Se n’è andato un grande italiano: un imprenditore, uno sportivo e un patriota.
Ottavio era nato a Ragusa (oggi impunemente ribattezzata Dubrovnik), splendida città della Dalmazia di secolare tradizione prima romana e poi veneziana, l’11 febbraio 1921, da Vittorio, giuliano, “omo de mar, capitano e figlio di un magistrato” e da Teresa de’ Vidovich, dalmata di antica e nobile famiglia di Sebenico. A sei anni si trasferì a Zara (che allora era territorio italiano) dove trascorse tutta la sua giovinezza, fino al 1941. Qui conseguì suoi primi successi sportivi nei 400 metri piani e a ostacoli. Nel 1937 vestì la maglia azzurra e nel 1939 divenne campione mondiale studentesco a Vienna. Chiamato alla armi, combatté in Africa settentrionale contro gli inglesi e venne fatto prigioniero nell’epica battaglia di El Alamein, nel novembre del 1942. Dopo 4 anni di prigionia, Zara rasa al suolo dai bombardamenti angloamericani (fu colpita 54 volte con duemila vittime ed ebbe l’85 per cento degli edifici distrutti), in corso la tragica pulizia etnica dei comunisti titini ai danni degli italiani di Dalmazia ed Istria (nella sola Zara vennero trucidati 900 italiani e altri 435 deportati), rientrò in patria stabilendosi a Trieste dove aprì un laboratorio di maglieria. Successivamente, insieme alla moglie Rosita, spostò l’intera produzione artigianale a Sumirago (Varese). In quegli anni Missoni partecipò ai Giochi olimpici di Londra 1948, classificandosi sesto nella finale dei 400 ostacoli e agli Europei di Bruxelles nel 1950, concludendo al quarto posto. In carriera ha conquistato sette titoli nazionali.
Nel 1960 gli abiti e le maglie di Missoni iniziarono ad apparire sulle riviste di moda e progressivamente le sue creazioni conobbero il successo mondiale. Nel settembre 1973 i Missoni ricevettero il prestigioso Neiman Marcus Fashion Award, equivalente del premio Oscar nel campo della moda: è stato solo il primo di una lunga serie. Gli ultimi mesi della vita di questo grande imprenditore sono stati segnati dalla tragica scomparsa del figlio Vittorio, il 4 gennaio scorso in Venezuela.

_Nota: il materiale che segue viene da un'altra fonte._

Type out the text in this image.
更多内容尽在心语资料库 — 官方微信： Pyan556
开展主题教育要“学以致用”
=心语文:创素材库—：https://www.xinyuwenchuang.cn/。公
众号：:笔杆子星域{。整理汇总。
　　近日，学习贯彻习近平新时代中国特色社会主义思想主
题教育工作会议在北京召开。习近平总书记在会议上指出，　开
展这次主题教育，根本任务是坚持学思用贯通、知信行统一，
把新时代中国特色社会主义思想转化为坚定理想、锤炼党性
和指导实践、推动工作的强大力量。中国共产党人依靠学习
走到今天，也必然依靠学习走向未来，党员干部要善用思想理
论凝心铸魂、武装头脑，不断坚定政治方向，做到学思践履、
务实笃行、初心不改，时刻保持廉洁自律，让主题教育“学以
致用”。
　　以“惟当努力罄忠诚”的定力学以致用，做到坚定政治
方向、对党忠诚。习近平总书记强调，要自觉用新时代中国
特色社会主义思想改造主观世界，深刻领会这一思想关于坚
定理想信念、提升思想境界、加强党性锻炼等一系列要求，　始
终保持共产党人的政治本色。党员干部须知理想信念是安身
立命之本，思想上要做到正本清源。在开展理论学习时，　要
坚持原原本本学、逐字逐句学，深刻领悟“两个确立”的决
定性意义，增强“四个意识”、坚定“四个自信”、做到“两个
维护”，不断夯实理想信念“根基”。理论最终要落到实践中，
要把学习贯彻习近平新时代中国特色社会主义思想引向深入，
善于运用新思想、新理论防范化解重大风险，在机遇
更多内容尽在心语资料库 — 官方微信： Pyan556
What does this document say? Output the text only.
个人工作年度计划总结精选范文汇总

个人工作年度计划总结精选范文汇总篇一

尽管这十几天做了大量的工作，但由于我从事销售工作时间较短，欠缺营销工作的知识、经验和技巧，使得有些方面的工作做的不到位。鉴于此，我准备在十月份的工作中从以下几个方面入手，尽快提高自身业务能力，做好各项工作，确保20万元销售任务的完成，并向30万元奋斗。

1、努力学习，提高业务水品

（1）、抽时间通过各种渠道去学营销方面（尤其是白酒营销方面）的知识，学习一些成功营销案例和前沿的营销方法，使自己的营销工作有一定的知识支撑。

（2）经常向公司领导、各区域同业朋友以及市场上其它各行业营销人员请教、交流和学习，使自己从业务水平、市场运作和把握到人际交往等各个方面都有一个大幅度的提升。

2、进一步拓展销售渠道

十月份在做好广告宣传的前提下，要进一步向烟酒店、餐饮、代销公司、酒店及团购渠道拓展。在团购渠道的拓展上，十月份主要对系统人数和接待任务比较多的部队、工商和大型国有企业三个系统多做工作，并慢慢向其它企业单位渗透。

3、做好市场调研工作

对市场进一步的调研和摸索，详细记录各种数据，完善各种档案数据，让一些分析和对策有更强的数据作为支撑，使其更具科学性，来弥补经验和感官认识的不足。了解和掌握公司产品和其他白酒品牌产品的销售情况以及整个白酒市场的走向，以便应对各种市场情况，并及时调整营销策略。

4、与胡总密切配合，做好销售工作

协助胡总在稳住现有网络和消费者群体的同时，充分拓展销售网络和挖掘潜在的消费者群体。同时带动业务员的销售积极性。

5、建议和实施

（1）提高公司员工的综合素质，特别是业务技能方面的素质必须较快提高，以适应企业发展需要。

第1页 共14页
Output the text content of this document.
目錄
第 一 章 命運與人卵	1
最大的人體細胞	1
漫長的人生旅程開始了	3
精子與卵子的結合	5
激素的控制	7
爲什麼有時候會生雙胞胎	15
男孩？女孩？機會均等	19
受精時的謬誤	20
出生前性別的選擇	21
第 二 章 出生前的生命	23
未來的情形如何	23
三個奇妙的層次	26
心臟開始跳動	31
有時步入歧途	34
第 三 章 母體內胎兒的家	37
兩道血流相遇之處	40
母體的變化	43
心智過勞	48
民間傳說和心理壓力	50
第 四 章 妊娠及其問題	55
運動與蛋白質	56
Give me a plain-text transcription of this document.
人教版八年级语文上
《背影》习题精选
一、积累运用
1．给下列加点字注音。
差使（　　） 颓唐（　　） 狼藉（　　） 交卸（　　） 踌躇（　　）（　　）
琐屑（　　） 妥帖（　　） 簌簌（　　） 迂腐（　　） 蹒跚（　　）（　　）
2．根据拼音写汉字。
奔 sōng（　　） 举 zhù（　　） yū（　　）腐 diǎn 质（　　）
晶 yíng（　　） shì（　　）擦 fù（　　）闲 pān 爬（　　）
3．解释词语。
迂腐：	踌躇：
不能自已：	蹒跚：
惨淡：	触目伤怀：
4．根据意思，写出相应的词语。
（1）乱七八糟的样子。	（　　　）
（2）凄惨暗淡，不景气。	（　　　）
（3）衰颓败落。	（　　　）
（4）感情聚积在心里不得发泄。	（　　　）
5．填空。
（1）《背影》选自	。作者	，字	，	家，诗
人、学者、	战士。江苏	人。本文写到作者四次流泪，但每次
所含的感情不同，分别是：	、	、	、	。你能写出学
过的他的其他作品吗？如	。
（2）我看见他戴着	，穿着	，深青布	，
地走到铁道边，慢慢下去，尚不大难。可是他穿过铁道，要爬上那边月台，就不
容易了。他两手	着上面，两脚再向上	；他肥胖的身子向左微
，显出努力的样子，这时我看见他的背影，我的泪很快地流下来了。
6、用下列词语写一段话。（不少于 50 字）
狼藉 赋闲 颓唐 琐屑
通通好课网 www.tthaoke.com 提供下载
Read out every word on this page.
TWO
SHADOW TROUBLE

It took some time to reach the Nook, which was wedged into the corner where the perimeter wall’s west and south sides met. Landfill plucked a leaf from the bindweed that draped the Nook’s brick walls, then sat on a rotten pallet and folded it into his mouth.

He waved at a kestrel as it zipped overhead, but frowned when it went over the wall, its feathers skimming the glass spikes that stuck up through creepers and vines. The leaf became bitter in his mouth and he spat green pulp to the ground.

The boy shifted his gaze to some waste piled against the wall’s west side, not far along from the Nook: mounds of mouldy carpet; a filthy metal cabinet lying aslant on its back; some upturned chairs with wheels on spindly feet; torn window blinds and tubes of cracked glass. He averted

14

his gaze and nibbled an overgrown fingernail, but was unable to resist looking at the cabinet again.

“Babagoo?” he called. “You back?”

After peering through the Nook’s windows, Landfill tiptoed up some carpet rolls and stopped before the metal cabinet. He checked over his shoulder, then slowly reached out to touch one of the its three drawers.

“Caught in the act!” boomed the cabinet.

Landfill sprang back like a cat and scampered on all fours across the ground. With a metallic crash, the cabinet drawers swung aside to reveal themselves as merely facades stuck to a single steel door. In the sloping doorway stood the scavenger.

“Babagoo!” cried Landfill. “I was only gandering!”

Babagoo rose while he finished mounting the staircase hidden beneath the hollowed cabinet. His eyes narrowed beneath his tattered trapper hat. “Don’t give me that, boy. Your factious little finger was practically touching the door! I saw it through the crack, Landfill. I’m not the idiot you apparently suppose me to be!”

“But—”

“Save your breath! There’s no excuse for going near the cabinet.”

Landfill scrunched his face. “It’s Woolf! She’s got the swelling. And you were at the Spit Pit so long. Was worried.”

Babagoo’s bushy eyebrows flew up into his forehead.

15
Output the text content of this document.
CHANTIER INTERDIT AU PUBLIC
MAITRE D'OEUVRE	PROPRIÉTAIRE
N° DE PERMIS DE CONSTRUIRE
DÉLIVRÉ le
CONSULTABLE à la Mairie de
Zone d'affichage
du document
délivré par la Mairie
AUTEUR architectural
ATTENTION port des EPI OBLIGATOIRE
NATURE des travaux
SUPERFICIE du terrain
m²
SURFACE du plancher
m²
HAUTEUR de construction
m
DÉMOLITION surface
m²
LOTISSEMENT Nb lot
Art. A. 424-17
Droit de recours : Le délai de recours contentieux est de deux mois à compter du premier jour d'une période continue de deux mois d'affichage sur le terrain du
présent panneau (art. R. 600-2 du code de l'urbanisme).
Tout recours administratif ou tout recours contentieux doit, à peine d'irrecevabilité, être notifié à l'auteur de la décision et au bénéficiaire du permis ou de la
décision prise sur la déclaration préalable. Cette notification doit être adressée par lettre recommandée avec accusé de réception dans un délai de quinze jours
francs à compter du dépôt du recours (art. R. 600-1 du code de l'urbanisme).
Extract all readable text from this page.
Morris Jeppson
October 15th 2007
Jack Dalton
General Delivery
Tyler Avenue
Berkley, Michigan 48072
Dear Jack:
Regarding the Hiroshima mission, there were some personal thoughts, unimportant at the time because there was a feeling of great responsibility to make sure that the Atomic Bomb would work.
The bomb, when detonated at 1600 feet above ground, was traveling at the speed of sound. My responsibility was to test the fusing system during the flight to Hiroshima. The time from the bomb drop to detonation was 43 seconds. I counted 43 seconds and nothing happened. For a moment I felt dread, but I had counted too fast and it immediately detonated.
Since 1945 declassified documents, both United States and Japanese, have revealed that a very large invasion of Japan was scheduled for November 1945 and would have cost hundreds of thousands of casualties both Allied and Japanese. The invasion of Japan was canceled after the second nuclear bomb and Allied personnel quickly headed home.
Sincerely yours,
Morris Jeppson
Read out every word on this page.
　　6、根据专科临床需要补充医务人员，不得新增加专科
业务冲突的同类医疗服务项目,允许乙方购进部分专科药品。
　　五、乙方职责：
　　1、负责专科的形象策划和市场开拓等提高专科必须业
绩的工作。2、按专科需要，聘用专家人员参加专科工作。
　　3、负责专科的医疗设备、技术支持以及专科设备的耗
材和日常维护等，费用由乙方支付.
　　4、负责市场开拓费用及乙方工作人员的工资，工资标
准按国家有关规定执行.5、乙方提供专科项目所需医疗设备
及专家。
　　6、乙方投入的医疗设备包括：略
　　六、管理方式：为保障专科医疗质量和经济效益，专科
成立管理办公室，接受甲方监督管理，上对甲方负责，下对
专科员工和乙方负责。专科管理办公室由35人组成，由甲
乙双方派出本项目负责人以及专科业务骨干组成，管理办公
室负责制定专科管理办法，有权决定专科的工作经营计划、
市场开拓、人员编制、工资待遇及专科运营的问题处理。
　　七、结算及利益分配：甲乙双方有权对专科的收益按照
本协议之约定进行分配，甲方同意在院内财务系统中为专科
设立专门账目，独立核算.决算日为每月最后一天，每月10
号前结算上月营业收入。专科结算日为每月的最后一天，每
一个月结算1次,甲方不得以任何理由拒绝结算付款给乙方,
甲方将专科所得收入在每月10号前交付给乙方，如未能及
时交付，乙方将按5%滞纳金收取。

Con Missoni il made in Italy ha perso una figura unica per autenticità e spessore artistico che ha saputo vivere il suo rapporto con le terre d’origine di Dalmazia con grande compostezza e autorevolezza, senza mai dimenticarne l’italianità. Legatissimo alla comunità di esuli, Missoni, da decenni sindaco di Zara in esilio (definiva la sua città “La Dresda dell’Adriatico”), non mancava mai ai raduni annuali: in uno di questi, era il 1993, propose di fare della Dalmazia una “regione d’ Europa” secondo lo status previsto dal Trattato di Maastricht per i territori di lingua “mista”. La proposta venne inoltrata alla Farnesina dallo stesso Missoni; tutt’ora lì giace, in qualche cassetto.